They say laughter is the best medicine - even in war-torn countries.
Two Afghan policemen stand paralysed by fear in front of a plastic cup. But this is not some farcical scene from the battle against the Taliban -- it is a sketch from a new clown show in Kabul.
The performance, put on by nine members of the Azdar troupe, seems improbable in a country locked in a nine-year battle between US-led NATO troops and the Islamist militants.
But it is part of increasing efforts to foster a revival of Afghan theatre, which enjoyed a golden age in the 1960s and 1970s before being hit hard by war and the closure of theatres under the hardline Taliban Islamists, who took power during the mid-1990s.
Azdar was formed in 2006 by Guilda Chahverdi, vice president of Kabul's French Cultural Centre and a drama professor at Kabul University, with a group of her former students.

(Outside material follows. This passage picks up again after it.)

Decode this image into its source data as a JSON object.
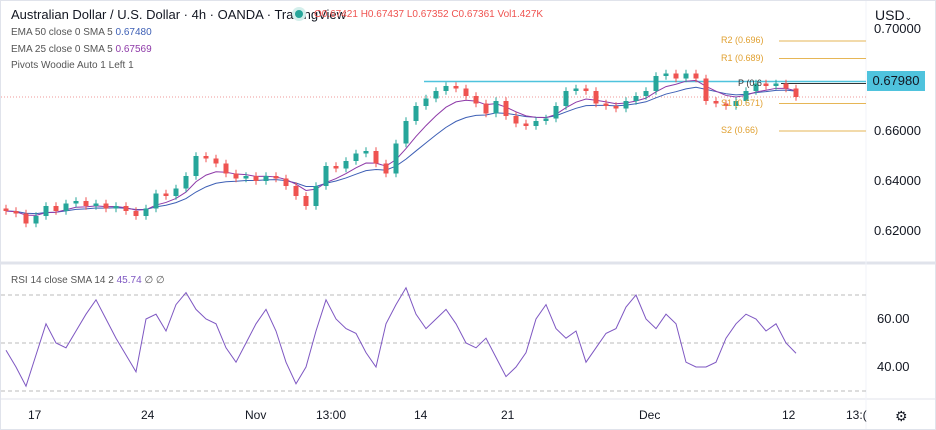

Its previous productions include a staging of Antoine de Saint-Exupery's "The Little Prince" in Kabul but Chahverdi turned to clowning for the latest show in a bid to expand the actors' skills.
However, things are not always easy -- it can be difficult to persuade young Afghans to take to the stage, Chahverdi said.
"The best students want to study medicine or business, while the less able end up studying the arts," she told AFP, adding that some Afghans see clowning as "shameful".
Others complain that even small amounts of funding for theatrical projects are hard to come by despite huge sums spent on other fields.
In addition, many talented Afghan actors go abroad to pursue their careers away from war and hardship. Some audiences also struggle with the productions.
"People say to me: 'When you go to the theatre, daily life pulls on you so much that it's hard to concentrate,'" said Sylvain Malgouyres, a Frenchman who worked with the troupe to help teach them the art of clowning.
However, some of the actors involved say the power of their shows has persuaded their loved ones that theatre is not a waste of time after all.
"Until last year, my family would not let me do theatre," said one of the actors, 19-year-old Gulab.
"But when we put on 'The Little Prince' in Kabul last September, they came for the first time. They laughed and clapped, like everyone else."
The latest show played at the French Cultural Centre in front of an audience of about 60 people last month.
Some of the actors in the Azdar troupe are also involved in Parwaz, a company of puppeteers who make regular tours around schools in Afghanistan's provinces, putting on shows about social issues like war and corruption.
Despite the work, though, many of the actors balance a passion for what they are doing with an acknowledgement that they may not be able to stay on stage for long.
"I want to keep on acting. But if that's impossible, we will go back to being farmers, like our fathers," said another actor, Nasir.